Son prof préféré s’appelle monsieur Meilleur tu fais même pas une petite joke là-dessus, come on! «Sauf que, l’université en mode c’est vraiment pas comme le collège de mode», je le sais j’écoute tout ce que vous vous dites en même temps de faire semblant de discuter avec quelqu’un qui est pas toi fak il se rend pas compte que je fais semblant que je discute avec lui parce qu’ils peuvent pas tous être toi hen, t’sais comment c’est, si y’étaient tous comme toi y’aurait même pas de guerres dans le monde y’aurait juste des gens compréhensifs, intéressés, intéressants, avenants. AVENANTS. Je pensais qu’avenant, c’était un mot désuet, après ça je t’ai rencontré, fuck la désuétude d’avenant avec toi, t’es tellement avenant ça a même pas de classe.

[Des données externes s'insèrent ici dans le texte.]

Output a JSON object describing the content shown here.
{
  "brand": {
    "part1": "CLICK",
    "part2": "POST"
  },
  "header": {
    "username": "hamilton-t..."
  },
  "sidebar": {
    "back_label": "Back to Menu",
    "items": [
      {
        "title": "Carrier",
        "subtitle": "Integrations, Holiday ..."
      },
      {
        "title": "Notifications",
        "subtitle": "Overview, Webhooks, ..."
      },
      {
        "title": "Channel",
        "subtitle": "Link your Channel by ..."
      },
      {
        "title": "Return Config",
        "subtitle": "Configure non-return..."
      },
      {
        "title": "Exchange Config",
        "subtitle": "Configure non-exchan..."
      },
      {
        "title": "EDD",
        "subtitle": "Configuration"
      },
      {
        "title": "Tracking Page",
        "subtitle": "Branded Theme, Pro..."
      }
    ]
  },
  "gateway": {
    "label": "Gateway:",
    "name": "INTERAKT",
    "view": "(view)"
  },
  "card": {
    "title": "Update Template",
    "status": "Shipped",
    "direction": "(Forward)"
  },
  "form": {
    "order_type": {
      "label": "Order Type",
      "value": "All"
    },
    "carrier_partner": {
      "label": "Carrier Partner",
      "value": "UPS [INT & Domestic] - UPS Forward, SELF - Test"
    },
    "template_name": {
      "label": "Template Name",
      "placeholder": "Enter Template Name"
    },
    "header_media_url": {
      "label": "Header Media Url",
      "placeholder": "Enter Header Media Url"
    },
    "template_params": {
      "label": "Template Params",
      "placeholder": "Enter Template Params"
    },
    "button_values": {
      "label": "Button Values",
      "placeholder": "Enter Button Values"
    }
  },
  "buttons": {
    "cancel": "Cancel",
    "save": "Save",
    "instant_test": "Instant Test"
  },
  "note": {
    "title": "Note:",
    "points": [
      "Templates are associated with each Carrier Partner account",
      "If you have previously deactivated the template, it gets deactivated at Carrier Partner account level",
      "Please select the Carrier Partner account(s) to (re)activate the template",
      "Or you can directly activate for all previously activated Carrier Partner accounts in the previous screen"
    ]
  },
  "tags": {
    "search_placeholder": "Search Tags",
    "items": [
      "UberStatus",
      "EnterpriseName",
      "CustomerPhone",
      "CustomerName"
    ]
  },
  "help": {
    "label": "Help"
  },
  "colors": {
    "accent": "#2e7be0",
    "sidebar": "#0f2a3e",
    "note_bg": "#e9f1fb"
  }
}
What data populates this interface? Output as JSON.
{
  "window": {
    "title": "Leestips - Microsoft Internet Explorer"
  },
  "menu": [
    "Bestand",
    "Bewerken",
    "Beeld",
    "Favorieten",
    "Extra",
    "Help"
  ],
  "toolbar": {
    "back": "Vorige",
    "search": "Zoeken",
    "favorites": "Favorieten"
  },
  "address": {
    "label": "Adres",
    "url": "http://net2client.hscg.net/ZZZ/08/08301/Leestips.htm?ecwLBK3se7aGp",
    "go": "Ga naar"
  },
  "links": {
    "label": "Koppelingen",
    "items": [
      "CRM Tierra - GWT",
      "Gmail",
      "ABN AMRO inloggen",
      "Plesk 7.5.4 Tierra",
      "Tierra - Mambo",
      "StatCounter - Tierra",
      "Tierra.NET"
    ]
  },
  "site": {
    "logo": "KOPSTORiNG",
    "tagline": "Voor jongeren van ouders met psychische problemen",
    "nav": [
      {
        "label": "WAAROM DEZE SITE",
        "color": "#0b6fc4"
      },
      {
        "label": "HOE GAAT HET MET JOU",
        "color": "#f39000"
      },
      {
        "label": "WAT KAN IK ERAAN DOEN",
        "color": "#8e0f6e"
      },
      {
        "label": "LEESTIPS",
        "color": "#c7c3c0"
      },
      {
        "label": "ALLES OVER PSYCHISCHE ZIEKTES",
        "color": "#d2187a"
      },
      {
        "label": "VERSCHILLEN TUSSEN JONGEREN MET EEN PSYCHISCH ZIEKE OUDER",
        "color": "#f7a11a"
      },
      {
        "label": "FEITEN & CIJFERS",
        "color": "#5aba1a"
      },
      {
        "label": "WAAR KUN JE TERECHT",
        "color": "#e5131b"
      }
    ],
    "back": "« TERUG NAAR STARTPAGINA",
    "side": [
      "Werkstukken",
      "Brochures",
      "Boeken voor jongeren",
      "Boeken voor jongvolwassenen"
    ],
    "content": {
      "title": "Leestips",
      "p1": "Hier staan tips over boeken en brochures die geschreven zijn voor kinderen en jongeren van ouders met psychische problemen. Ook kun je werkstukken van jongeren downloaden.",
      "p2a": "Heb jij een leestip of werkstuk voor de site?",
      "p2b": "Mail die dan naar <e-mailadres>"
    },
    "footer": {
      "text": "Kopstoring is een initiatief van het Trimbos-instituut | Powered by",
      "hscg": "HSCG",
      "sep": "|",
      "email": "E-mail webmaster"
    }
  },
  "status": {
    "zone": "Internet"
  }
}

Le tsi verre d’eau à côté de la bouteille de vin en face de la fille, c’est toi qui l’a déposé là, t’as pris une pause de ta propre saoulerie pour faire semblant que t’avais soif d’autre chose et tu lui as offert un verre d’eau, elle a dit non, tu lui en as quand même apporté un pis là ben elle le boit. Elle alterne entre vin et eau. Fuck you.

Plus tard dans la soirée, je talkshitE (avec un «e» à la première personne du singulier) tranquille avec mon ami à propos d’un gars dans notre équipe à cause de qui on a presque eu zéro dans sa partie travail parce qu’il pensait que c’était à remettre pour deux semaines après, histoire à travers laquelle je me lance moi-même des fleurs parce que j’ai allumé à temps et que finalement on n’a pas eu zéro. Tu me demandes avec une voix douce comme un manteau de cuir usé si le gars s’est rattrapé pour le reste du travail? Je suis obligée de te répondre qu’il s’est tappé toute la métho tout seul et qu’on a eu une bonne note. Je peux pas te dire que le gars de qui je parle dans le  dos je l’haïs parce qu’il pose toujours des questions fatigantes au prof quand on essaie de finir le cours plus tôt, parce que ce serait immature, fak je me sens juste d’un monstre, deboute devant toi, à côté de la pas-si-saoule-grâce-à-toi, je regarde mon ami qui m’a déjà dit que t’étais trop son genre pis je le trouve wack de pas t’expliquer l’affaire du gars pis ses questions fatigantes, ça changerait quoi t’es le genre de tout le monde anéwé, y’a pas de chances avec toi, moi non plus. Mon ami dit rien, je dis rien, tu dis rien t’as rien à dire t’as fini de me rappeler ma monstruosité, en plus tu l’as dit d’une façon même pas brusque, tu m’as dit ça comme tu aurais dit : hey oublie pas tes clés, sont juste là. Pourrais-tu s.t.p genre juste dire «si j’aurais» un moment donné? Même pas obligé d’être si pire fais juste pluggé dans une conversation que t’étais tanné de quelque chose, même pas obligé d’être hors de toi, juste impatient un peu.

Je me sens d'une monstre quand t'es là

Je suis certaine que tu t’apportes un livre quand tu vas faire renouveler ta carte OPUS. Avoue-le.